Saturday, August 10, 2013

Wittgenstein's Philosophical Investigations, Entry 6, transformations and solipsism

     "If you do not keep the multiplicity of language-games in view you will perhaps be inclined to ask questions like: "What is a question?" -- Is it the statement that I do not know such-and-such, or the statement that I with the other person would tell me....? Or is it the description of my mental state of uncertainty? -- And is the cry "Help!" such a description?"(Wittgenstein, pg. 10)

I'm going to try to think this out -- feel free to help me here. So, it seems to me that he is saying something like: when we forget there are all these different games with their own purview, we start puzzling over meta-problems, asking self-referential questions or making self-referential statements. This is a take on why self-referential statements should be avoided: it is not to avoid paradoxes, per say, but because they betray a forgetting that language is actually a collection of games. Paradoxes are a hazard of this forgetting.
     "The significance of such possibilities of transformation, for example of turning all statements into sentences beginning "I think" or "I believe"(and thus, as it were, into descriptions of my inner life) will become clearer in another place. (Solipsism)."(Wittgenstein, pg. 11)

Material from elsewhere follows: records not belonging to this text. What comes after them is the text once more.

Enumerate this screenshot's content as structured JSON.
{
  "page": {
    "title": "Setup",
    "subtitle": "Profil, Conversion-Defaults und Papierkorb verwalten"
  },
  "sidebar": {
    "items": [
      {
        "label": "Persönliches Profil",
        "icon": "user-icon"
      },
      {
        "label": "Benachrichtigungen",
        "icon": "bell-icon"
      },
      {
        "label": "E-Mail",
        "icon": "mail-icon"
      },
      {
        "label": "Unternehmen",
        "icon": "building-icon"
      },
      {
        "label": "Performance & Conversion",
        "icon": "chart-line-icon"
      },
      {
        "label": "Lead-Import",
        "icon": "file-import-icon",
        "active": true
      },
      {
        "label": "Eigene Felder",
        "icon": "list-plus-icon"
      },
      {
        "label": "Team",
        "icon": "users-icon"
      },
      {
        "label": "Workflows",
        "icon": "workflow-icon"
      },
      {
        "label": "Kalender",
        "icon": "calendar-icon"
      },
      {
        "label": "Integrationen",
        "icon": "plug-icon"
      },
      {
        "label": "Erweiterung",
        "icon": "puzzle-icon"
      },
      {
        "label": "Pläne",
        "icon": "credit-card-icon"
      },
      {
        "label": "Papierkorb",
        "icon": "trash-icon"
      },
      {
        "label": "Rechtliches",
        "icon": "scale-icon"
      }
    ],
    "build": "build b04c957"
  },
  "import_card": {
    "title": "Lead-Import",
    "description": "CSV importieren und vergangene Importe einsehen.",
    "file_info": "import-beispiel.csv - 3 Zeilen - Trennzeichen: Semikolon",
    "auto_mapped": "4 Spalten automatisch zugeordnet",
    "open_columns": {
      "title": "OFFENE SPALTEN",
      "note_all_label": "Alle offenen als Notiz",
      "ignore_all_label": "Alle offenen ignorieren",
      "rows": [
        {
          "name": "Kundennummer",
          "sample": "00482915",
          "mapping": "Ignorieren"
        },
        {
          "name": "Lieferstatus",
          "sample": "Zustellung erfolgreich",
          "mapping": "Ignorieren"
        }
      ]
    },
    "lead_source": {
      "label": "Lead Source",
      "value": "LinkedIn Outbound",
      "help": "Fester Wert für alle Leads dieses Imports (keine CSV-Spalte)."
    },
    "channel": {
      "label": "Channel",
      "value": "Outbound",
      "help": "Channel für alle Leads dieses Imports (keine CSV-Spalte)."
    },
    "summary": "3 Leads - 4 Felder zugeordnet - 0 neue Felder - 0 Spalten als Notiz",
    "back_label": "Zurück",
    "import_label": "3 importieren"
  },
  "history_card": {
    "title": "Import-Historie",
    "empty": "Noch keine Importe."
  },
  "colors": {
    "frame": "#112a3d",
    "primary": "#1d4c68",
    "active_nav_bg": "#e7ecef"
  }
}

This manner of writing is very evocative. The reader has to make all these associations and try to puzzle through what's happening here. Transformations of one kind of statement into another, mixing and matching types, leads to philosophical problems like that of Solipsism('Soul Alone'). Since every proposition can be preceded with an 'I think', there is always the linguistic possibility of solipsism. Does this make solipsism invalid? I think the previous question is probably a forgetting about the language games mentioned above. Solipsism is a description of an ever-present linguistic mutation.
     He goes on, starting in 27, to go back into naming. I'll deal with that more in my next post. For now let me remind you of the weird entry 1, the 'naming infinity' entry. These Russian mystics were engaged in a game where there were rules of definition and the objects in the game were those that could be defined according to the rules of mathematical argument that go back to folks like Cantor. Once one of these well-formed entities could be named, defined, they called them into being by the act of defining them. Did they exist somehow before they were named? Again, a meta-question, but my habits of old keep me asking them. No need to devolve into squishy mysticism, just realize that games have words, phrases, names that can come into being because of the rules of linguistic mutation that define them.